Die Sportpolitik der vergangenen Monate auf Bundesebene war bestimmt von den Diskussionen um die Olympischen und Paralympischen Spiele von Sotschi. Schon früh hat die grüne Bundestagsfraktion beschlossen, nicht nach Sotschi zu reisen. Denn das wäre einer Aufwertung von Putins Spielen gleichgekommen. Ich brauche mich nicht als fahnenschwenkender Fan am Rande der Wettkämpfe zu präsentieren, während das Staatsoberhaupt per Gesetz Menschen- und Bürgerrechte mit Füßen tritt. Viel wichtiger wäre gewesen, sich mit AktivistInnen vor Ort zu treffen. Das sahen wir nicht gewährleistet.
Im Sportausschuss haben neben der politischen Auseinandersetzung um die Olympischen Spiele, die durch die Annektierung der Krim durch Russland während der Paralympics noch dramatischer verlaufen ist, auch sportfachliche Aspekte eine große Rolle gespielt. So war das schlechte Abschneiden der deutschen AthletInnen eines der Hauptthemen. Der Deutsche Olympische Sportbund hatte im Vorfeld der Spiele als „Zielkorridor“ 27-42 Medaillen angekündigt. Letztlich waren es nur 19 – für mich ein willkommener Anlass, neu über die Struktur der Spitzensportförderung in Deutschland nachzudenken. Ich bezweifle, dass die einseitige Orientierung an Medaillen im Interesse einer nachhaltigen Sportpolitik sein kann. Vielmehr sollten Kriterien wie die Karriereförderung oder die Dopingprävention in den Kriterienkatalog mit aufgenommen werden.
Eine Umstrukturierung der Spitzensportförderung hat auch der neue (und ehemalige) Bundesinnenminister Thomas de Maizière angekündigt. Bei seinem Antrittsbesuch im Sportausschuss hat er die Vorlage eines entsprechenden Konzeptes bis 2015 versprochen. Leider gehen seine Vorschläge aber in eine ganz andere Richtung: Anstatt sozialer Kriterien, die den SportlerInnen in ihrem Berufsleben helfen sollen, plant der Innenminister, die Gelder der Sportförderung künftig stärker auf einzelne Sportfachverbände zu konzentrieren. Das bedeutet, viel Geld in Sportarten zu stecken, von denen viele Medaillen bei Olympia erwartet werden können. Das ist eine Bankrotterklärung an die Vielfalt des Sports.
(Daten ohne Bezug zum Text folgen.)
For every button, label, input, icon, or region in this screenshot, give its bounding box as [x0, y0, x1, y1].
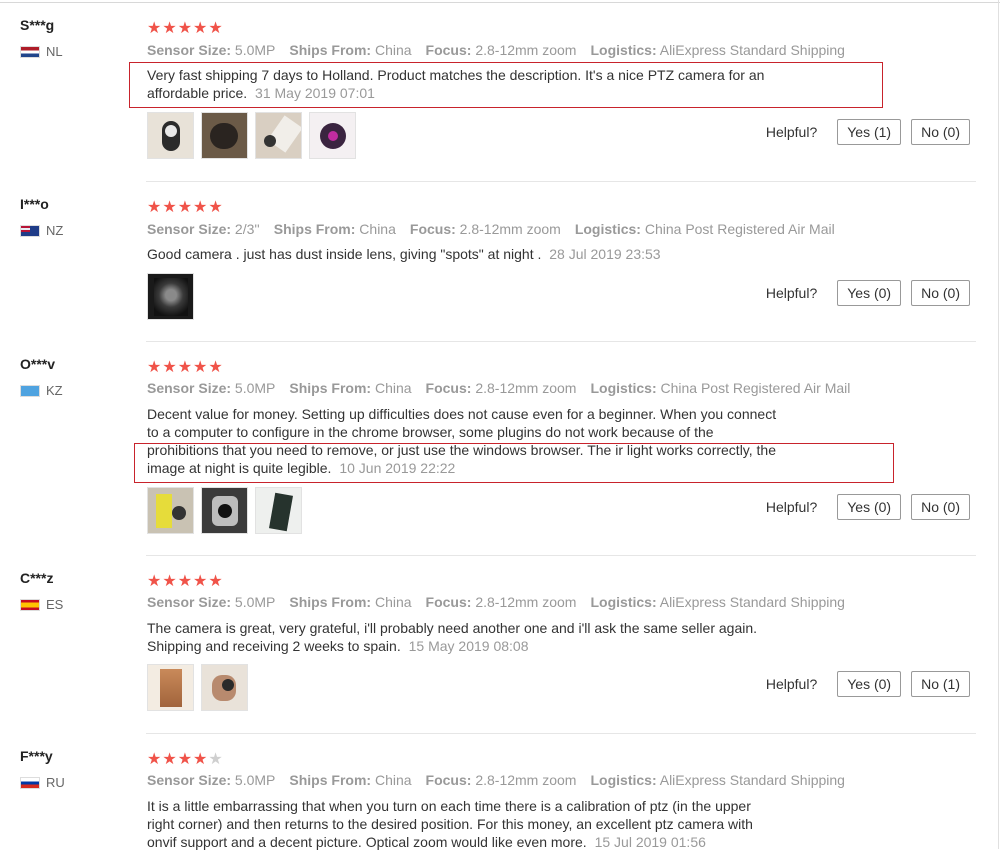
reviewer-country: NZ: [20, 223, 63, 238]
flag-icon: [20, 384, 40, 397]
helpful-yes-button[interactable]: Yes (0): [837, 494, 902, 520]
helpful-label: Helpful?: [765, 285, 818, 301]
helpful-no-button[interactable]: No (0): [911, 494, 970, 520]
highlight-box: [129, 62, 883, 108]
helpful-yes-button[interactable]: Yes (1): [837, 119, 902, 145]
review-photos: [147, 664, 248, 711]
review-photo[interactable]: [309, 112, 356, 159]
reviewer-name: C***z: [20, 570, 54, 586]
reviewer-country: RU: [20, 775, 65, 790]
rating-stars: ★★★★★: [147, 199, 224, 216]
review-meta: Sensor Size: 5.0MP Ships From: China Focus…: [147, 380, 851, 396]
country-code: NL: [46, 44, 63, 59]
review-text: Good camera . just has dust inside lens,…: [147, 246, 661, 262]
review-photo[interactable]: [147, 487, 194, 534]
rating-stars: ★★★★★: [147, 359, 224, 376]
review-divider: [146, 733, 976, 734]
reviewer-country: KZ: [20, 383, 63, 398]
country-code: NZ: [46, 223, 64, 238]
flag-icon: [20, 45, 40, 58]
reviewer-name: S***g: [20, 17, 55, 33]
review-date: 28 Jul 2019 23:53: [549, 246, 661, 262]
reviewer-name: F***y: [20, 748, 53, 764]
review-date: 15 Jul 2019 01:56: [594, 834, 706, 850]
review-date: 15 May 2019 08:08: [408, 638, 529, 654]
helpful-section: Helpful? Yes (1) No (0): [766, 119, 970, 145]
review-photo[interactable]: [147, 273, 194, 320]
review-meta: Sensor Size: 5.0MP Ships From: China Focus…: [147, 772, 845, 788]
helpful-label: Helpful?: [765, 676, 818, 692]
helpful-no-button[interactable]: No (0): [911, 119, 970, 145]
rating-stars: ★★★★★: [147, 573, 224, 590]
review-photo[interactable]: [201, 487, 248, 534]
helpful-section: Helpful? Yes (0) No (1): [766, 671, 970, 697]
helpful-no-button[interactable]: No (1): [911, 671, 970, 697]
review-divider: [146, 555, 976, 556]
review-divider: [146, 341, 976, 342]
review-text: The camera is great, very grateful, i'll…: [147, 620, 758, 654]
helpful-yes-button[interactable]: Yes (0): [837, 280, 902, 306]
reviewer-country: NL: [20, 44, 63, 59]
review-divider: [146, 181, 976, 182]
review-photo[interactable]: [147, 112, 194, 159]
right-border: [998, 0, 999, 849]
highlight-box: [134, 443, 894, 483]
country-code: KZ: [46, 383, 63, 398]
review-photos: [147, 273, 194, 320]
helpful-label: Helpful?: [765, 124, 818, 140]
review-meta: Sensor Size: 5.0MP Ships From: China Focus…: [147, 594, 845, 610]
review-photo[interactable]: [147, 664, 194, 711]
review-meta: Sensor Size: 5.0MP Ships From: China Focus…: [147, 42, 845, 58]
rating-stars: ★★★★★: [147, 20, 224, 37]
review-photos: [147, 112, 356, 159]
review-photos: [147, 487, 302, 534]
helpful-section: Helpful? Yes (0) No (0): [766, 494, 970, 520]
review-photo[interactable]: [201, 664, 248, 711]
helpful-yes-button[interactable]: Yes (0): [837, 671, 902, 697]
flag-icon: [20, 776, 40, 789]
helpful-section: Helpful? Yes (0) No (0): [766, 280, 970, 306]
flag-icon: [20, 224, 40, 237]
review-text: It is a little embarrassing that when yo…: [147, 798, 753, 850]
rating-stars: ★★★★★: [147, 751, 224, 768]
reviewer-name: O***v: [20, 356, 56, 372]
country-code: ES: [46, 597, 64, 612]
reviewer-country: ES: [20, 597, 63, 612]
helpful-label: Helpful?: [765, 499, 818, 515]
review-meta: Sensor Size: 2/3'' Ships From: China Focus…: [147, 221, 835, 237]
reviewer-name: I***o: [20, 196, 49, 212]
helpful-no-button[interactable]: No (0): [911, 280, 970, 306]
review-photo[interactable]: [255, 487, 302, 534]
review-photo[interactable]: [201, 112, 248, 159]
flag-icon: [20, 598, 40, 611]
top-border: [0, 2, 1000, 3]
country-code: RU: [46, 775, 65, 790]
review-photo[interactable]: [255, 112, 302, 159]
Enttäuschungen beim Abschneiden deutscher SportlerInnen sind so vorprogrammiert. Es braucht nur unglücklich zu laufen wie beim Bob: Deutschland leistet sich gleich vier (von weltweit insgesamt 21) Bobbahnen, steckt zudem allein 13 Millionen Euro in die Forschung und gewinnt trotzdem keine Medaille bei Olympia. Medaillen als Kriterium der Spitzensportförderung erscheinen daher absurd. Von Menschen- und Bürgerrechten als Kriterien der bei der Vergabe von Sportgroßveranstaltungen wollte der Minister auch nichts wissen.
In diesen Wochen beschäftigt der Bundeshaushalt das Parlament. Sportpolitisch besonders brisant: Während der mittlerweile zurückgetretene Innenminister Friedrich noch eine Kürzung der Sportförderung von vier Millionen Euro vorgesehen hatte, kündigte der neue gleich eine Erhöhung des Betrages an. Wohin das Geld gehen sollte, wusste er nicht. Eine solch blinde Erhöhung habe ich umgehend kritisiert. Mittlerweile steht der Haushaltsplan der Bundesregierung. Von der ursprünglichen Ankündigung ist noch ein Plus 2,8 Millionen Euro übrig. Ich werde mich dafür einsetzen, dass die Verwendung von Bundesmitteln auch der Allgemeinheit zugutekommt, indem etwa gut funktionierende Bundesprogramme zur Stärkung der Zivilgesellschaft mit Sportbezug mehr Mittel erhalten.
Leider tagt der Sportausschuss zunächst grundsätzlich nicht öffentlich. Da sich die SPD, die zunächst für eine öffentliche Sitzungsweise des Ausschusses plädiert hatte, nicht durchsetzen konnte, wird der Ausschuss wohl auch während der 18. Wahlperiode nicht öffentlich tagen. Ich halte die geltende Regelung für eine massive Fehleinschätzung der Großen Koalition: Um Glaubwürdigkeit herzustellen, bedarf es der Transparenz des Ausschusses. So aber bietet sich ein sehr unglückliches Bild. Es ist ein Trauerspiel, dass die Union zuerst eine „großzügige“ Auslegung der öffentlichen Tagungen versprach und nun doch alles hinter verschlossenen Türen bleibt.